Despite having talented players, England has had poor managers and poor tactics (you can also argue the same for Brazil and the Netherlands that are going through their own soul searching). I can’t really say about their preparation or frame of mind headed into the major tournaments. Everyone has offered assessments from Hamann to Lineker who said that the team “lacks mental strength” and “are technically not good enough.”
England can learn from what happened to Germany in 2000 and from Italy in recent years.
Made in Germany
During Euro 2000, Germany didn’t make it out of their group that included Romania, Portugal, and England (the Germans lost 1-nil). In their final game of group play, they were soundly beaten by a Luis Figo-led Portugal side, 3-nil. A year earlier, the crown jewel of the Bundesliga, Bayern Munich lost to Manchester United, 2-1, in one of the greatest Champions League finals games ever.
Germany, wrote European newspapers, “was a dying football nation”.
The German Football Association had a lot of soul searching to do and they went back to basics — developing their youth system and putting up a football academy (worth 15 million Euros) that made high level coaching available to top prospects. The academies are strictly monitored where every single club has to pass a test that has over 800 questions. Only when these academies pass are they given a license to operate. As for the top prospects, they regularly giving young players a spot on the senior national team for experience. They integrated their minorities into the system and the result was a 2006 World Cup team that featured a players of of Ghanaian heritage (Gerald Asamoah and David Odonkor), and a pair of naturalized Polish strikers in Miroslav Klose and Lukas Podolski. That team finished in third place.
By 2010, they had brought in another player of Ghanian heritage (Jerome Boateng), Turkish ancestry (Mesut Ozil and Serdar Tasci), Tunisian parentage (Sami Khedira), a Spanish mother (Mario Gomez), and a naturalized Brazilian (Cacau). That team once more finished third in the World Cup and come 2014, they won it all.
When Bayern Munich played Borussia Dortmund in the 2013 UEFA Champions League finals, it featured players on the national team and who had come up from their academies.
The Italian Connection
Italian football, at least on a national level, is fine. Domestically, it is a mess. But that is the Italian way, they thrive on adversity. The 1982 World Cup championship was won despite match fixing allegations against star Paolo Rossi and other teammates. The 2006 World Cup — even more match fixing that saw Juventus relegated and their trophies confiscated.

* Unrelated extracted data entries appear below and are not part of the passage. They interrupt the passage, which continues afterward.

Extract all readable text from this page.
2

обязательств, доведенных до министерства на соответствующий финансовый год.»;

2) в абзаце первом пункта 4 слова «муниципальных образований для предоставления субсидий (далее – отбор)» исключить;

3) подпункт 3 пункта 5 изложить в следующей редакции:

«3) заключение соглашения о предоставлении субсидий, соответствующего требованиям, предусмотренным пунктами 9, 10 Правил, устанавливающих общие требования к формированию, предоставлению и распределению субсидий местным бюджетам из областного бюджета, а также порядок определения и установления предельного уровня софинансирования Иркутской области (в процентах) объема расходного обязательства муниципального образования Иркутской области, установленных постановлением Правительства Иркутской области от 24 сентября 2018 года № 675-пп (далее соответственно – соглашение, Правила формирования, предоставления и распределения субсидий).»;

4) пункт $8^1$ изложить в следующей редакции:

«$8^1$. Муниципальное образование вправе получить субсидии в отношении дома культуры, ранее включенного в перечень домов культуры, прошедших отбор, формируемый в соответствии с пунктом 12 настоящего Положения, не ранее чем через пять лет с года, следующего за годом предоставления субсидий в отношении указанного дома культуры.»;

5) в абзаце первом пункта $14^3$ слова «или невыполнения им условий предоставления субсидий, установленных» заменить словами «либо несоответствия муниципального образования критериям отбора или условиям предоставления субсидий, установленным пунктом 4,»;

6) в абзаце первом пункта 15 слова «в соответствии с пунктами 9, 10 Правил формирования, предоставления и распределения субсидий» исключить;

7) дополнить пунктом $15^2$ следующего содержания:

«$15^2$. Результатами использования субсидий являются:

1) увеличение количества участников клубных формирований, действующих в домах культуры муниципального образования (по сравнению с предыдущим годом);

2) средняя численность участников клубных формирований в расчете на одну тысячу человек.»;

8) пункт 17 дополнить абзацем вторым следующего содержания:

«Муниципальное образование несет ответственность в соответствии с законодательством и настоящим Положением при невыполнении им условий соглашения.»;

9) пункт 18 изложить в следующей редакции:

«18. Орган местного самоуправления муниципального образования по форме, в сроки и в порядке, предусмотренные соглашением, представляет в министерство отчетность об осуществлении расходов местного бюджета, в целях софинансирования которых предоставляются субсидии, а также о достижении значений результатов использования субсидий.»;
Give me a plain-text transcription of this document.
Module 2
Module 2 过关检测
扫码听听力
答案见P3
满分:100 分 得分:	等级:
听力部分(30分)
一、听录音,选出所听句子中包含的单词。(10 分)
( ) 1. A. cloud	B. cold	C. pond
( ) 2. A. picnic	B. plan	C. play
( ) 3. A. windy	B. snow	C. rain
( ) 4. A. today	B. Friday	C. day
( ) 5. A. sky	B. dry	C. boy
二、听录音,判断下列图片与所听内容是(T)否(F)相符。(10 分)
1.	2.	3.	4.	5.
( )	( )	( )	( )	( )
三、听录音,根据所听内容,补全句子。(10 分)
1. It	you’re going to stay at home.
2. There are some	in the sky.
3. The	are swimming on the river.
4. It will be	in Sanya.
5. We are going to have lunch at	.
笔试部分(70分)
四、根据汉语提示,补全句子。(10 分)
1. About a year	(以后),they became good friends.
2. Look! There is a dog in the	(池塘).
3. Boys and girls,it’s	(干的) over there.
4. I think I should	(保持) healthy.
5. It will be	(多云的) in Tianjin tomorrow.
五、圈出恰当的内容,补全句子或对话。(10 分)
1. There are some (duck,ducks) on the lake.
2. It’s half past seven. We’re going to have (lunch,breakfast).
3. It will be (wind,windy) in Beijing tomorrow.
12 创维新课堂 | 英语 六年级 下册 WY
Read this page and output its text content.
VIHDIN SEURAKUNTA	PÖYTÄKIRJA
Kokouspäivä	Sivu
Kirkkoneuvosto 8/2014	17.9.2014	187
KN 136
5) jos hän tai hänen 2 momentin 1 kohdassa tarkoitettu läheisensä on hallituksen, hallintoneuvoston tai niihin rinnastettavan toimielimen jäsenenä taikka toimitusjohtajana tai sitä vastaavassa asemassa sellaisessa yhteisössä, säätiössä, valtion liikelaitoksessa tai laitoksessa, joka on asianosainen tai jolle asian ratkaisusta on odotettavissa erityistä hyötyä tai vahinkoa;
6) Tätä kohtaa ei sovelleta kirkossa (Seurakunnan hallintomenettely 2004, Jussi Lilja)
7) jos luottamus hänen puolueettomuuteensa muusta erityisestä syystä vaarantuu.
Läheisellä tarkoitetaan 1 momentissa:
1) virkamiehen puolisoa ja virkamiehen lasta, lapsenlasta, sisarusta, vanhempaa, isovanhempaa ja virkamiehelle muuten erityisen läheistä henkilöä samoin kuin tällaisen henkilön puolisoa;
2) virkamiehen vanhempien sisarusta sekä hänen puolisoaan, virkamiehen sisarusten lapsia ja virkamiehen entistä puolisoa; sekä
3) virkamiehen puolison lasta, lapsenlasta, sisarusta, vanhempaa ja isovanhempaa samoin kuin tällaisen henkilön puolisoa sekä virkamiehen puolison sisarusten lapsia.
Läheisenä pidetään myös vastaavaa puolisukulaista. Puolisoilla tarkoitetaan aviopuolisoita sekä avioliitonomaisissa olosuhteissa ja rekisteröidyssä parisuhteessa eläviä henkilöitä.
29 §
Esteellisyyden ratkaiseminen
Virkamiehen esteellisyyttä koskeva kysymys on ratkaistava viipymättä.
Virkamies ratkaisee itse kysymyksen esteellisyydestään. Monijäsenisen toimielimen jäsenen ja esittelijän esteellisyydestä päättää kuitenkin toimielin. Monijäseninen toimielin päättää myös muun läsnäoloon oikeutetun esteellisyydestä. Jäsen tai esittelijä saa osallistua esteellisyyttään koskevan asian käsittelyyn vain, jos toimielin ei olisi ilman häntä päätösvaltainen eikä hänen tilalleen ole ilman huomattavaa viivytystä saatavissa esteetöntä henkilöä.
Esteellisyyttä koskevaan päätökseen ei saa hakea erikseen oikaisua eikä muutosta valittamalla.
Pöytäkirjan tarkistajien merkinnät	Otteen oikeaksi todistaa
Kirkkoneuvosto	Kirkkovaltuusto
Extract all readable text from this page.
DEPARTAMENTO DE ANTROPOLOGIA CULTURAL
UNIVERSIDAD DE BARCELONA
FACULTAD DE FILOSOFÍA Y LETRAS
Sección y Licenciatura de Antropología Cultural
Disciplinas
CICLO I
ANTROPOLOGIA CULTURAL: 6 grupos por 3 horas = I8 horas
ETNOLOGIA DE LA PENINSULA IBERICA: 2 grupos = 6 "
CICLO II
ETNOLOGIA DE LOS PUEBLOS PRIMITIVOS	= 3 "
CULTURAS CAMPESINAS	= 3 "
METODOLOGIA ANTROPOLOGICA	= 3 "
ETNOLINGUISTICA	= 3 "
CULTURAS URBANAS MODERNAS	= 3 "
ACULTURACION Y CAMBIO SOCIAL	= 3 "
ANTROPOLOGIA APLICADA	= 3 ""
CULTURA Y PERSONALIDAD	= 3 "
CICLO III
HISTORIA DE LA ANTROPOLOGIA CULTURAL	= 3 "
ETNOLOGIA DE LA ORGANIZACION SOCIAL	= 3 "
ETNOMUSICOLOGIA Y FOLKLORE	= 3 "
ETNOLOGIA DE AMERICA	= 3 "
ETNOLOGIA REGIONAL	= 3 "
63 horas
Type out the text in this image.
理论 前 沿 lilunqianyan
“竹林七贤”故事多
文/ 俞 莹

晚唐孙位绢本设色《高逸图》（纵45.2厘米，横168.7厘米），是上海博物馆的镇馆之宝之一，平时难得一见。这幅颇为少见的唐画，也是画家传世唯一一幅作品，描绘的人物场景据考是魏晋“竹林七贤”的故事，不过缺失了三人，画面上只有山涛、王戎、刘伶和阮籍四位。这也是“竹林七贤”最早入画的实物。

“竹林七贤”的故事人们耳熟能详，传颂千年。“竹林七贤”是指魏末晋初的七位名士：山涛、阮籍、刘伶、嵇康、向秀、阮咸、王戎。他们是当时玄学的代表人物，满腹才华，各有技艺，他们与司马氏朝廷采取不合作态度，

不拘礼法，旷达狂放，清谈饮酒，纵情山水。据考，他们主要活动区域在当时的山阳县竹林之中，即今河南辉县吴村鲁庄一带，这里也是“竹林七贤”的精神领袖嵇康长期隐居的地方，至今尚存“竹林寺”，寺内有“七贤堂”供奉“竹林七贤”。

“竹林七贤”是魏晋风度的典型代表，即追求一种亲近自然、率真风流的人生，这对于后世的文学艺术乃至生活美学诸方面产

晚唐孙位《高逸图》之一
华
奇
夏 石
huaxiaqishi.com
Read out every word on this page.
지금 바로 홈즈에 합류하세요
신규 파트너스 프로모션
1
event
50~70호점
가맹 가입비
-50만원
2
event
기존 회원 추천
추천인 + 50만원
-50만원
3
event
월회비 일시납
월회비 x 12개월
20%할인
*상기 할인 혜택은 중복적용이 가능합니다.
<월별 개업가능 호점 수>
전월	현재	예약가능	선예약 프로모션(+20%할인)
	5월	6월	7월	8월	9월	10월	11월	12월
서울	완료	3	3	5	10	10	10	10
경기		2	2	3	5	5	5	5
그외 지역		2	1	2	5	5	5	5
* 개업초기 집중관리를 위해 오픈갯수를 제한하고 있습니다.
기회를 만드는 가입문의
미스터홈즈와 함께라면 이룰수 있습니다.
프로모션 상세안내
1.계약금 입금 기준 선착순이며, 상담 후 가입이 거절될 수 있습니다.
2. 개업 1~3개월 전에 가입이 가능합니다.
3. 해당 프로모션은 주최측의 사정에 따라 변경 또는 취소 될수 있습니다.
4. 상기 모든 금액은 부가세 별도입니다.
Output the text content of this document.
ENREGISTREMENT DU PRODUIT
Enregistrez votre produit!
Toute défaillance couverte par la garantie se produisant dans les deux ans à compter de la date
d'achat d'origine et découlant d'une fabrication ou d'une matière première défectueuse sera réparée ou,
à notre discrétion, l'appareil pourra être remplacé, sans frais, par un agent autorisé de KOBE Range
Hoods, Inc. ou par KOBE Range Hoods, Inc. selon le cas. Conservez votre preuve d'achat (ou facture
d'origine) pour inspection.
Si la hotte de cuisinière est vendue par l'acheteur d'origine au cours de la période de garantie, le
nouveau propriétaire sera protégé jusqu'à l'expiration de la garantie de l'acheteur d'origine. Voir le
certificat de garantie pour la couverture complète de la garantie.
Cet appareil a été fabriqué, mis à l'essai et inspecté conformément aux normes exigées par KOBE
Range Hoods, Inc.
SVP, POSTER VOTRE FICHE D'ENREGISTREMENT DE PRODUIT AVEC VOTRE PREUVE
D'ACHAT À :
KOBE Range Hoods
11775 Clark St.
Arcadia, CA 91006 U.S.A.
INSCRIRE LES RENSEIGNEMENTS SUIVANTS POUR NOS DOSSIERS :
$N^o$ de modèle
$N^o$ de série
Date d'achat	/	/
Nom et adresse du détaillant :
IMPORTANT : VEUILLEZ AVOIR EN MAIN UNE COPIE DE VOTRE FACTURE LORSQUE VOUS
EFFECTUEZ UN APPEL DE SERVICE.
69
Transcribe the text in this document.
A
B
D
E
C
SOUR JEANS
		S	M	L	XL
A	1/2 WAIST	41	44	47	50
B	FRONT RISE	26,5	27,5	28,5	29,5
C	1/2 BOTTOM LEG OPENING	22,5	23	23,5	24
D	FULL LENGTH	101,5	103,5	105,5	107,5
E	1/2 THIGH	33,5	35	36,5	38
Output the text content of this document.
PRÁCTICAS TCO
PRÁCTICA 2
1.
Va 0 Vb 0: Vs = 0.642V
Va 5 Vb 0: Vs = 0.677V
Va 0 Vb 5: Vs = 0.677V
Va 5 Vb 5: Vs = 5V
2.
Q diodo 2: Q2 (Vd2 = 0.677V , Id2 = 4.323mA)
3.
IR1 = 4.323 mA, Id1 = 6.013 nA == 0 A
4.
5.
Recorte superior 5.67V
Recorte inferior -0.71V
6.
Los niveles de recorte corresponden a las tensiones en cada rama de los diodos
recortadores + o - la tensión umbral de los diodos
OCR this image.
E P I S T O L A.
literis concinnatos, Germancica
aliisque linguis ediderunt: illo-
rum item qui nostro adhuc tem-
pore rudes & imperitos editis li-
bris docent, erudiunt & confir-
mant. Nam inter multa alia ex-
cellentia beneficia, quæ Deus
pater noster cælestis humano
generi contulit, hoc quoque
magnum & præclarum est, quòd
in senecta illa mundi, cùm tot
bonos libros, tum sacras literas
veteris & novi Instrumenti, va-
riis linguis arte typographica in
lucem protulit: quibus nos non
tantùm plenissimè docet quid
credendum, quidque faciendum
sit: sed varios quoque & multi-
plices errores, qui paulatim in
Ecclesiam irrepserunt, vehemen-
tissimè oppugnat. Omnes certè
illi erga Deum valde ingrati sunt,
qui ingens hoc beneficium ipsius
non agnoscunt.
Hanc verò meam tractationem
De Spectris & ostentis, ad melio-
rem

Now, their domestic league is trouble. There isn’t enough money. Attendance is dwindling. Clubs are having a tough time playing in old and dilapidated stadia. Revenue is down. In the latest UEFA rankings for member associations, the Italian Serie A is slotted at fourth (behind Spain, Germany, and England). They are at status quo having ranked fourth two seasons ago after falling to fifth during the 2012-13 season.
After the World Cup win of 2006, the game deteriorated into violence, racism, and poor management. There has been some hope recently with some clubs moving into their own stadiums such as Juventus that moved into Juventus Stadium after years of sharing the Olimpico with Torino.
But what has made Italy successful internationally? It’s playing to their strengths and not what they cannot do. They play a brand of football that is defensive. And that is how they have made their name. Defensive football with lightning counter-attacks.
Having said that, Italy is taking a cue from what makes the English Premier League successful — title sponsors (this past season, it was called the Serie A TIM after Telecom Italia Mobile), better relations with corporate sponsors and media, and dipping into the rich Asian market.
Incredible, isn’t it? Italy looking to England for inspiration?
Brexit aside, how ironic is it that the nation that invented football should look into other countries that copied their models for their own success?